View Full Version : NHS reveal...

31-May-11, 13:35
Clot-busting drug makes a difference

HEART attack victims in Highland have had years of their life saved thanks to a development that was established in NHS Highland’s Coronary Care Unit (CCU), based at Raigmore Hospital, two years ago.
Patients with heart attacks in Highland often require a life-saving drug called a thrombolytic or ‘clot buster’ and any delay in giving the patient this drug can reduce their life expectancy.
In February 2009 the Coronary Care Unit team, lead by Clinical Ward Manager Charlie Bloe, set up a pre-hospital thrombolysis service after an audit showed, only one in four eligible patients, receive clot busters before they get to hospital. Over the past six months, a review has shown, that now three out of every four patients have received a clot buster before arriving at hospital.
Mr Bloe credits the hard work of all involved for this increase, but is quick to point out that this must continue in order to achieve 100%.
He said: “For every one minute’s delay, in giving this drug a heart attack patient’s life expectancy is reduced by 11 days, a half-hour delay can reduce your life expectancy by a year.It is vitally important that people who think they are having a heart attack seek immediate medical assistance. However, it is also important that when they do that, we ensure they get their clot buster as quickly as possible.Just two years ago only 23% of patients were being given pre hospital thrombolysis that is now up to 76%.”

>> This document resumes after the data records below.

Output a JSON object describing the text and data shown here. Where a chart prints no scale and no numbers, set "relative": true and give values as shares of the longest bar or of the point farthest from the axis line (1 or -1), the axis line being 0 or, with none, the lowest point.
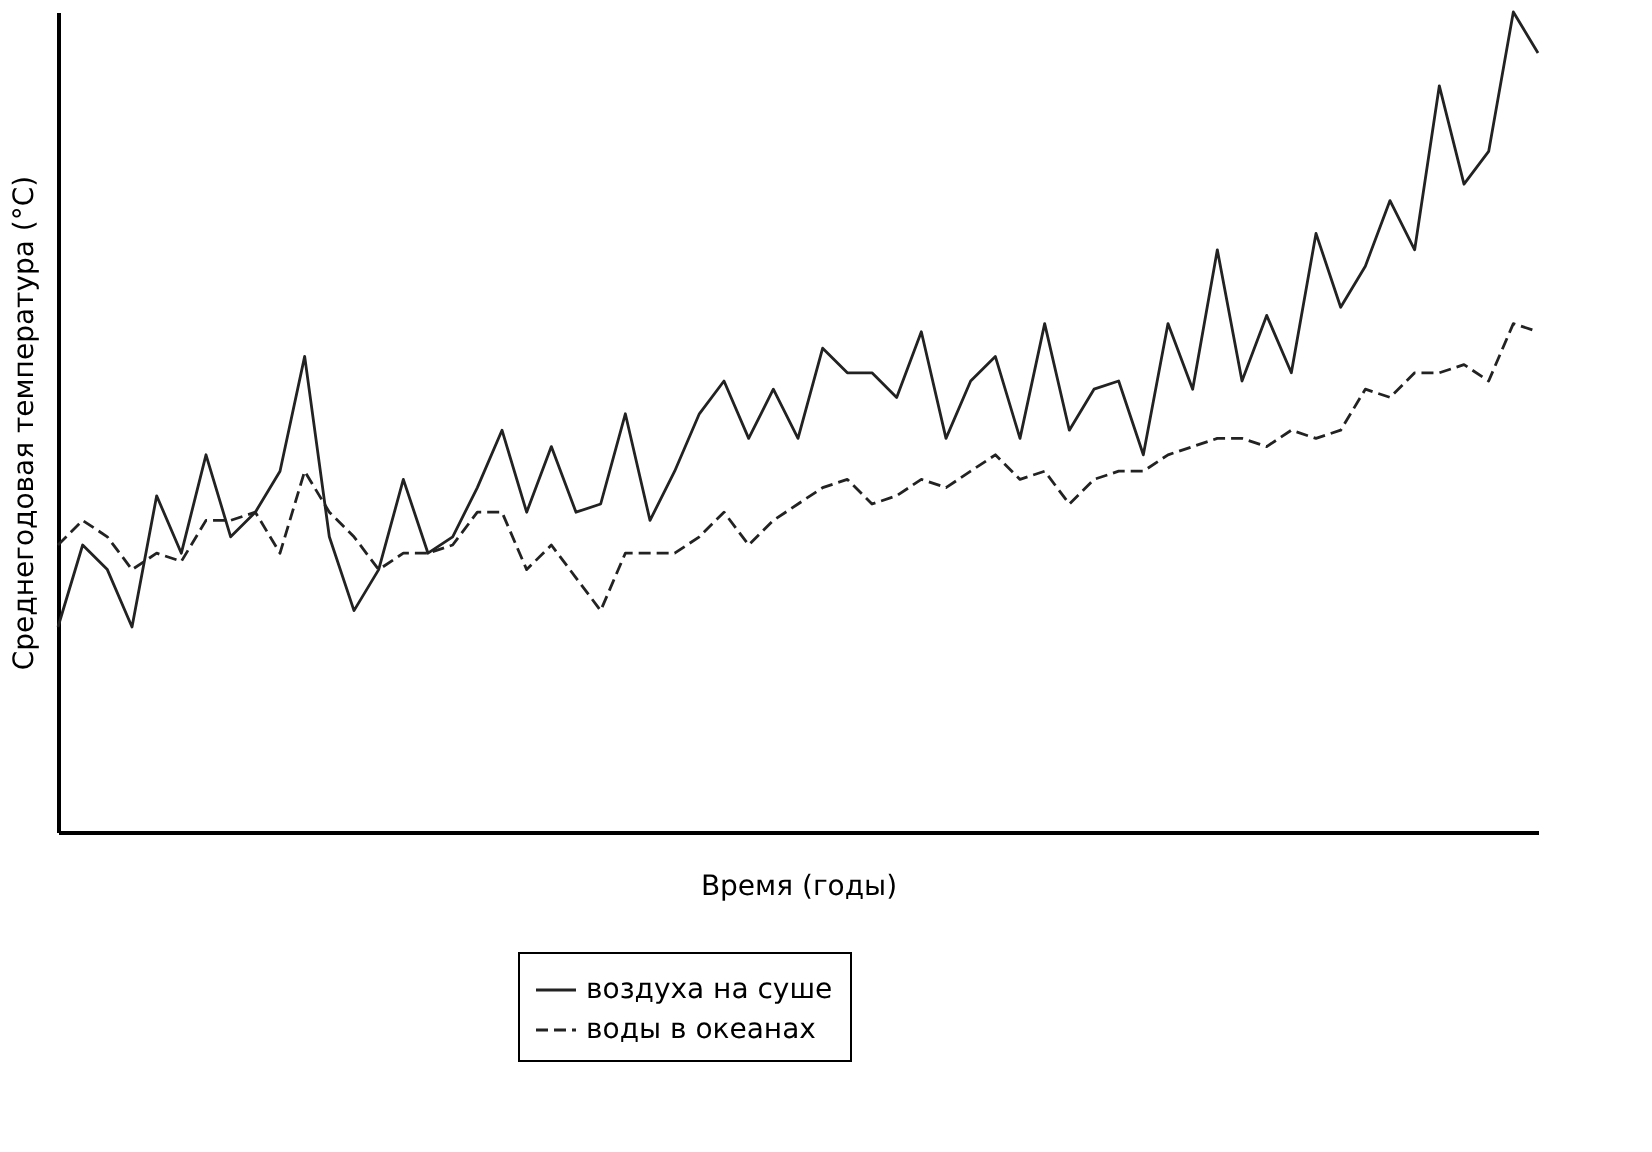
{
  "chart_data": {
    "type": "line",
    "relative": true,
    "xlabel": "Время (годы)",
    "ylabel": "Среднегодовая температура (°C)",
    "categories": [
      null,
      null,
      null,
      null,
      null,
      null,
      null,
      null,
      null,
      null,
      null,
      null,
      null,
      null,
      null,
      null,
      null,
      null,
      null,
      null,
      null,
      null,
      null,
      null,
      null,
      null,
      null,
      null,
      null,
      null,
      null,
      null,
      null,
      null,
      null,
      null,
      null,
      null,
      null,
      null,
      null,
      null,
      null,
      null,
      null,
      null,
      null,
      null,
      null,
      null,
      null,
      null,
      null,
      null,
      null,
      null,
      null,
      null,
      null,
      null,
      null
    ],
    "series": [
      {
        "name": "воздуха на суше",
        "color": "#222222",
        "line_style": "solid",
        "values": [
          0.25,
          0.35,
          0.32,
          0.25,
          0.41,
          0.34,
          0.46,
          0.36,
          0.39,
          0.44,
          0.58,
          0.36,
          0.27,
          0.32,
          0.43,
          0.34,
          0.36,
          0.42,
          0.49,
          0.39,
          0.47,
          0.39,
          0.4,
          0.51,
          0.38,
          0.44,
          0.51,
          0.55,
          0.48,
          0.54,
          0.48,
          0.59,
          0.56,
          0.56,
          0.53,
          0.61,
          0.48,
          0.55,
          0.58,
          0.48,
          0.62,
          0.49,
          0.54,
          0.55,
          0.46,
          0.62,
          0.54,
          0.71,
          0.55,
          0.63,
          0.56,
          0.73,
          0.64,
          0.69,
          0.77,
          0.71,
          0.91,
          0.79,
          0.83,
          1,
          0.95
        ]
      },
      {
        "name": "воды в океанах",
        "color": "#222222",
        "line_style": "dashed",
        "values": [
          0.35,
          0.38,
          0.36,
          0.32,
          0.34,
          0.33,
          0.38,
          0.38,
          0.39,
          0.34,
          0.44,
          0.39,
          0.36,
          0.32,
          0.34,
          0.34,
          0.35,
          0.39,
          0.39,
          0.32,
          0.35,
          0.31,
          0.27,
          0.34,
          0.34,
          0.34,
          0.36,
          0.39,
          0.35,
          0.38,
          0.4,
          0.42,
          0.43,
          0.4,
          0.41,
          0.43,
          0.42,
          0.44,
          0.46,
          0.43,
          0.44,
          0.4,
          0.43,
          0.44,
          0.44,
          0.46,
          0.47,
          0.48,
          0.48,
          0.47,
          0.49,
          0.48,
          0.49,
          0.54,
          0.53,
          0.56,
          0.56,
          0.57,
          0.55,
          0.62,
          0.61
        ]
      }
    ],
    "legend": "bottom",
    "grid": false,
    "marker": "none"
  }
}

Mr Bloe explained that the system works by ambulance staff transmitting every ECG they record, from anywhere in the Highlands, into the new CCU system using mobile phone technology. Advanced interpretation of ECGs requires many years of coronary care experience. Sometimes GPs and Paramedics need some assistance in making the diagnosis.

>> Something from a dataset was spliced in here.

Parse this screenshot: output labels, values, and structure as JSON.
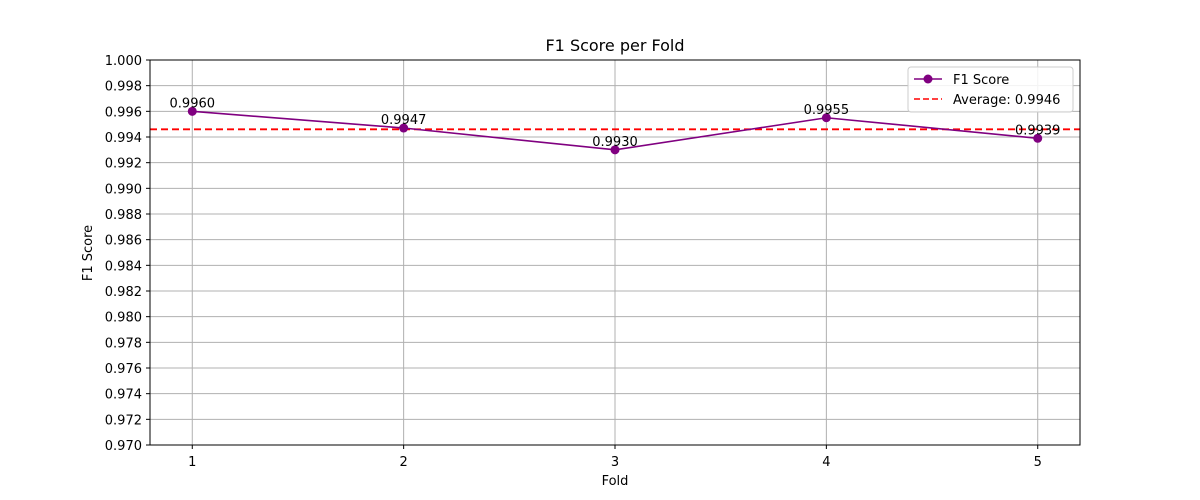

A thrombolysis practitioner is available 24/7 to interpret the data and immediately calls the ambulance staff to discuss the diagnosis and hopefully increase delivery rates for thrombolysis before the patient is transferred to the hospital.
Mr Bloe said: “Scottish Ambulance Service crews really engaged with this programme and the improvement since it went live is a credit to everyone involved and to the hard work that has been put in.However, this hard work must continue. We want to have it at 100% and I know all staff involved will continue to work to ensure that is reached.”
Paul Gowans, Head of Clinical Governance and Quality, Scottish Ambulance Service, added: “Our paramedics and technicians are at the frontline of NHS care and the ability to transmit ECG data for decision support, along with the introduction of new defibrillators, allows them to work even more closely with the Coronary Care team to ensure the best possible treatment for patients.”